Whether it isn’t banning lead bullets and fishing weights and putting thousands of gun dealers out of business, the Biden administration is pushing hard to eliminate hunting. This is the Biden administration’s interpretation of the 2022 Bipartisan Safer Communities Act (BSCA). Forbidding federal funding for schools that have hunting or archery classes will end schools having those classes. It is hard to see how eliminating hunter safety classes will make people safer. Nor is it clear how this will help wildlife. Hunters keep wildlife populations in balance. Hunters also contribute $796 million a year for conservation programs through state licenses and fees. Also how does ending archery classes make communities safer?
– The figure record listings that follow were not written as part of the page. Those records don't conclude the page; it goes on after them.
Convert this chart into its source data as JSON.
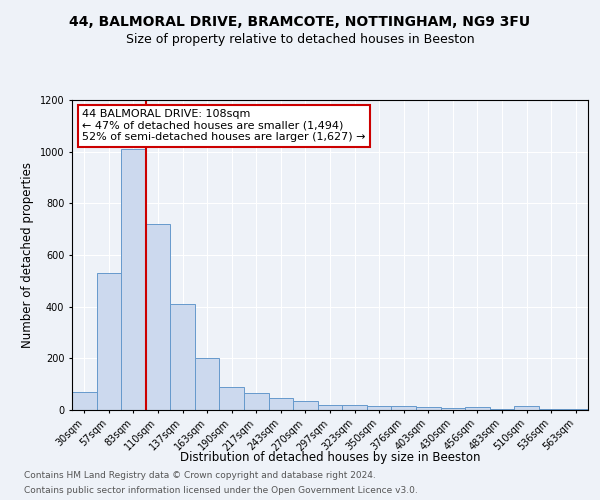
{
  "title1": "44, BALMORAL DRIVE, BRAMCOTE, NOTTINGHAM, NG9 3FU",
  "title2": "Size of property relative to detached houses in Beeston",
  "xlabel": "Distribution of detached houses by size in Beeston",
  "ylabel": "Number of detached properties",
  "categories": [
    "30sqm",
    "57sqm",
    "83sqm",
    "110sqm",
    "137sqm",
    "163sqm",
    "190sqm",
    "217sqm",
    "243sqm",
    "270sqm",
    "297sqm",
    "323sqm",
    "350sqm",
    "376sqm",
    "403sqm",
    "430sqm",
    "456sqm",
    "483sqm",
    "510sqm",
    "536sqm",
    "563sqm"
  ],
  "values": [
    70,
    530,
    1010,
    720,
    410,
    200,
    90,
    65,
    48,
    35,
    20,
    18,
    17,
    15,
    10,
    8,
    10,
    5,
    14,
    3,
    2
  ],
  "bar_color": "#ccd9ee",
  "bar_edge_color": "#6699cc",
  "property_line_x": 2.5,
  "property_line_color": "#cc0000",
  "annotation_text": "44 BALMORAL DRIVE: 108sqm\n← 47% of detached houses are smaller (1,494)\n52% of semi-detached houses are larger (1,627) →",
  "annotation_box_facecolor": "#ffffff",
  "annotation_box_edgecolor": "#cc0000",
  "ylim": [
    0,
    1200
  ],
  "yticks": [
    0,
    200,
    400,
    600,
    800,
    1000,
    1200
  ],
  "footer1": "Contains HM Land Registry data © Crown copyright and database right 2024.",
  "footer2": "Contains public sector information licensed under the Open Government Licence v3.0.",
  "bg_color": "#eef2f8",
  "title1_fontsize": 10,
  "title2_fontsize": 9,
  "xlabel_fontsize": 8.5,
  "ylabel_fontsize": 8.5,
  "tick_fontsize": 7,
  "annotation_fontsize": 8,
  "footer_fontsize": 6.5
}
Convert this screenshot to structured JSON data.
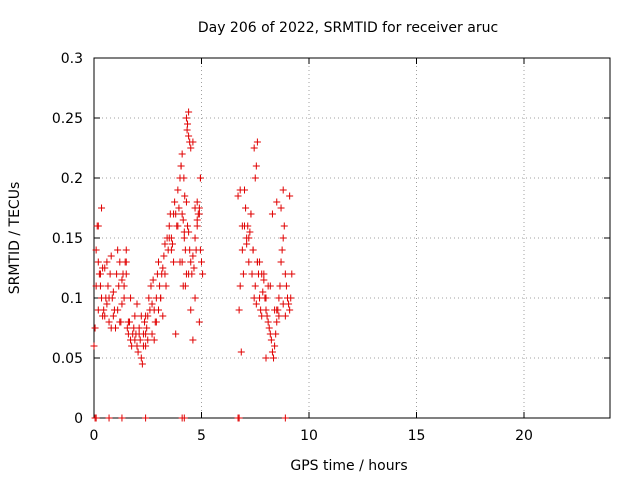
{
  "chart_data": {
    "type": "scatter",
    "title": "Day 206 of 2022, SRMTID for receiver aruc",
    "xlabel": "GPS time / hours",
    "ylabel": "SRMTID / TECUs",
    "xlim": [
      0,
      24
    ],
    "ylim": [
      0,
      0.3
    ],
    "xticks": [
      0,
      5,
      10,
      15,
      20
    ],
    "yticks": [
      0,
      0.05,
      0.1,
      0.15,
      0.2,
      0.25,
      0.3
    ],
    "xtick_labels": [
      "0",
      "5",
      "10",
      "15",
      "20"
    ],
    "ytick_labels": [
      "0",
      "0.05",
      "0.1",
      "0.15",
      "0.2",
      "0.25",
      "0.3"
    ],
    "grid": true,
    "marker": "+",
    "series": [
      {
        "name": "SRMTID",
        "color": "#e00000",
        "x": [
          0.0,
          0.05,
          0.1,
          0.15,
          0.2,
          0.25,
          0.3,
          0.35,
          0.4,
          0.45,
          0.5,
          0.55,
          0.6,
          0.65,
          0.7,
          0.75,
          0.8,
          0.85,
          0.9,
          0.95,
          1.0,
          1.05,
          1.1,
          1.15,
          1.2,
          1.25,
          1.3,
          1.35,
          1.4,
          1.45,
          1.5,
          1.55,
          1.6,
          1.65,
          1.7,
          1.75,
          1.8,
          1.85,
          1.9,
          1.95,
          2.0,
          2.05,
          2.1,
          2.15,
          2.2,
          2.25,
          2.3,
          2.35,
          2.4,
          2.45,
          2.5,
          2.55,
          2.6,
          2.65,
          2.7,
          2.75,
          2.8,
          2.85,
          2.9,
          2.95,
          3.0,
          3.05,
          3.1,
          3.15,
          3.2,
          3.25,
          3.3,
          3.35,
          3.4,
          3.45,
          3.5,
          3.55,
          3.6,
          3.65,
          3.7,
          3.75,
          3.8,
          3.85,
          3.9,
          3.95,
          4.0,
          4.05,
          4.1,
          4.15,
          4.2,
          4.25,
          4.3,
          4.35,
          4.4,
          4.45,
          4.5,
          4.55,
          4.6,
          4.65,
          4.7,
          4.75,
          4.8,
          4.85,
          4.9,
          4.95,
          5.0,
          5.05,
          0.1,
          0.2,
          0.3,
          0.5,
          0.7,
          0.9,
          1.1,
          1.3,
          1.5,
          1.7,
          1.9,
          2.1,
          2.3,
          2.5,
          2.7,
          2.9,
          3.1,
          3.3,
          3.5,
          3.7,
          3.9,
          4.1,
          4.3,
          4.5,
          4.7,
          4.9,
          0.4,
          0.8,
          1.2,
          1.6,
          2.0,
          2.4,
          2.8,
          3.2,
          3.6,
          4.0,
          4.4,
          4.8,
          0.6,
          1.4,
          2.2,
          3.0,
          3.8,
          4.6,
          4.15,
          4.2,
          4.25,
          4.3,
          4.35,
          4.4,
          4.45,
          4.1,
          4.18,
          4.22,
          4.33,
          4.05,
          4.4,
          4.5,
          4.6,
          4.7,
          4.8,
          4.95,
          1.5,
          0.2,
          0.35,
          2.4,
          4.95,
          4.9,
          6.7,
          6.75,
          6.8,
          6.85,
          6.9,
          6.95,
          7.0,
          7.05,
          7.1,
          7.15,
          7.2,
          7.25,
          7.3,
          7.35,
          7.4,
          7.45,
          7.5,
          7.55,
          7.6,
          7.65,
          7.7,
          7.75,
          7.8,
          7.85,
          7.9,
          7.95,
          8.0,
          8.05,
          8.1,
          8.15,
          8.2,
          8.25,
          8.3,
          8.35,
          8.4,
          8.45,
          8.5,
          8.55,
          8.6,
          8.65,
          8.7,
          8.75,
          8.8,
          8.85,
          8.9,
          8.95,
          9.0,
          9.05,
          9.1,
          9.15,
          9.2,
          6.8,
          7.0,
          7.2,
          7.4,
          7.6,
          7.8,
          8.0,
          8.2,
          8.4,
          8.6,
          8.8,
          9.0,
          6.9,
          7.3,
          7.7,
          8.1,
          8.5,
          8.9,
          7.5,
          7.55,
          7.6,
          7.45,
          8.5,
          8.8,
          9.1,
          8.3,
          8.7,
          7.1,
          7.9,
          8.0,
          0.05,
          0.1,
          0.7,
          1.3,
          2.4,
          4.1,
          4.2,
          6.7,
          6.75,
          8.9
        ],
        "y": [
          0.06,
          0.075,
          0.14,
          0.16,
          0.13,
          0.12,
          0.11,
          0.1,
          0.125,
          0.09,
          0.085,
          0.1,
          0.095,
          0.11,
          0.08,
          0.12,
          0.135,
          0.1,
          0.085,
          0.09,
          0.075,
          0.12,
          0.14,
          0.11,
          0.13,
          0.08,
          0.095,
          0.12,
          0.1,
          0.13,
          0.14,
          0.075,
          0.07,
          0.08,
          0.065,
          0.06,
          0.07,
          0.075,
          0.065,
          0.07,
          0.06,
          0.055,
          0.075,
          0.065,
          0.05,
          0.045,
          0.07,
          0.08,
          0.06,
          0.075,
          0.085,
          0.1,
          0.09,
          0.11,
          0.095,
          0.115,
          0.09,
          0.08,
          0.1,
          0.12,
          0.13,
          0.11,
          0.1,
          0.12,
          0.125,
          0.135,
          0.145,
          0.11,
          0.15,
          0.14,
          0.16,
          0.17,
          0.15,
          0.145,
          0.13,
          0.18,
          0.17,
          0.16,
          0.19,
          0.175,
          0.2,
          0.21,
          0.17,
          0.165,
          0.15,
          0.14,
          0.18,
          0.16,
          0.155,
          0.14,
          0.13,
          0.12,
          0.135,
          0.125,
          0.15,
          0.14,
          0.18,
          0.17,
          0.175,
          0.2,
          0.13,
          0.12,
          0.11,
          0.09,
          0.12,
          0.125,
          0.1,
          0.105,
          0.09,
          0.115,
          0.12,
          0.1,
          0.085,
          0.07,
          0.06,
          0.065,
          0.07,
          0.08,
          0.1,
          0.12,
          0.15,
          0.17,
          0.16,
          0.13,
          0.12,
          0.09,
          0.1,
          0.08,
          0.085,
          0.075,
          0.08,
          0.08,
          0.095,
          0.07,
          0.065,
          0.085,
          0.14,
          0.13,
          0.12,
          0.16,
          0.13,
          0.11,
          0.085,
          0.09,
          0.07,
          0.065,
          0.11,
          0.155,
          0.11,
          0.25,
          0.245,
          0.255,
          0.23,
          0.22,
          0.2,
          0.185,
          0.24,
          0.21,
          0.235,
          0.225,
          0.23,
          0.175,
          0.165,
          0.14,
          0.13,
          0.16,
          0.175,
          0.085,
          0.2,
          0.17,
          0.185,
          0.09,
          0.19,
          0.055,
          0.14,
          0.12,
          0.19,
          0.175,
          0.145,
          0.16,
          0.13,
          0.155,
          0.17,
          0.12,
          0.14,
          0.1,
          0.11,
          0.095,
          0.13,
          0.12,
          0.1,
          0.09,
          0.085,
          0.105,
          0.115,
          0.1,
          0.09,
          0.085,
          0.08,
          0.075,
          0.07,
          0.065,
          0.055,
          0.05,
          0.06,
          0.07,
          0.08,
          0.09,
          0.1,
          0.11,
          0.13,
          0.14,
          0.15,
          0.16,
          0.12,
          0.11,
          0.1,
          0.095,
          0.09,
          0.1,
          0.12,
          0.11,
          0.16,
          0.15,
          0.14,
          0.13,
          0.12,
          0.1,
          0.11,
          0.09,
          0.085,
          0.095,
          0.1,
          0.16,
          0.17,
          0.13,
          0.11,
          0.09,
          0.085,
          0.2,
          0.21,
          0.23,
          0.225,
          0.18,
          0.19,
          0.185,
          0.17,
          0.175,
          0.15,
          0.12,
          0.05,
          0.0,
          0.0,
          0.0,
          0.0,
          0.0,
          0.0,
          0.0,
          0.0,
          0.0,
          0.0
        ]
      }
    ]
  }
}
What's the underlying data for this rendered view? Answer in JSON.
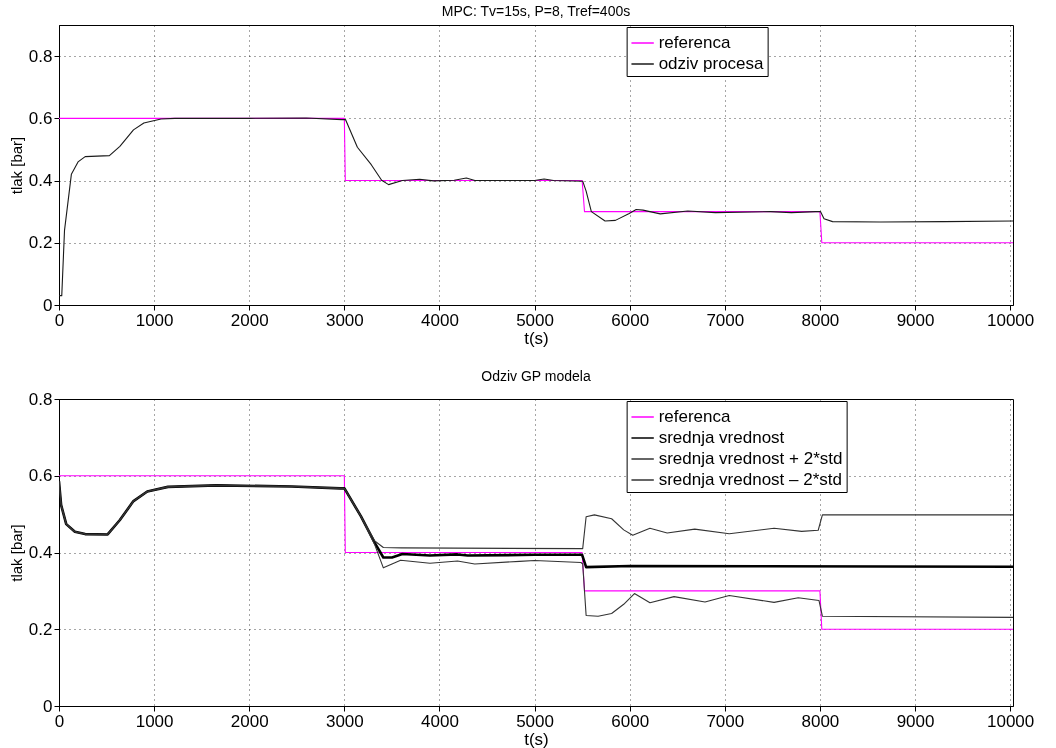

According to federal guidance circulated among hunting education groups and shared with Fox News Digital, the Department of Education determined that, under the Bipartisan Safer Communities Act (BSCA) passed last year, school hunting and archery classes are precluded from receiving federal funding. The interpretation could impact millions of American children enrolled in such programs.

“It’s a negative for children. As a former educator of 30-plus years, I was always trying to find a way to engage students,” Tommy Floyd, the president of the National Archery in the Schools Program, told Fox News Digital in an interview. “In many communities, it’s a shooting sport, and the skills from shooting sports, that help young people grow to be responsible adults. They also benefit from relationships with role models.”

Thomas Catenacci, “Biden admin withholding key funding for schools with hunting, archery programs,” Fox News, July 28, 2023.

Records of the Senate and House votes are shown here. Fifteen Senate Republicans and Fourteen House Republicans voted for the bill.

The Senate Republicans who voted for this include Blunt (R-MO), Burr (R-NC), Capito (R-WV), Cassidy (R-LA), Collins (R-ME), Cornyn (R-TX), Ernst (R-IA), Graham (R-SC), McConnell (R-KY), Murkowski (R-AK), Portman (R-OH), Romney (R-UT), Tillis (R-NC), Toomey (R-PA), and Young (R-IN). Democrats from states with lots of hunters also voted for the legislation: Tester (D-MT) third highest state in terms of percent of the population with hunters, King (I-ME) comes from Maine that ranks fifth, Manchin (D-WV) from West Virginia that ranks ninth, and Baldwin (D-WI) from Wisconsin that ranks eleventh. Montana schools get 12% of their funding from the Federal government, Maine 6.7%, West Virginia 11.6%, and Wisconsin 6.9%. These are substantial amounts of money that will make it difficult for schools to consider these classes.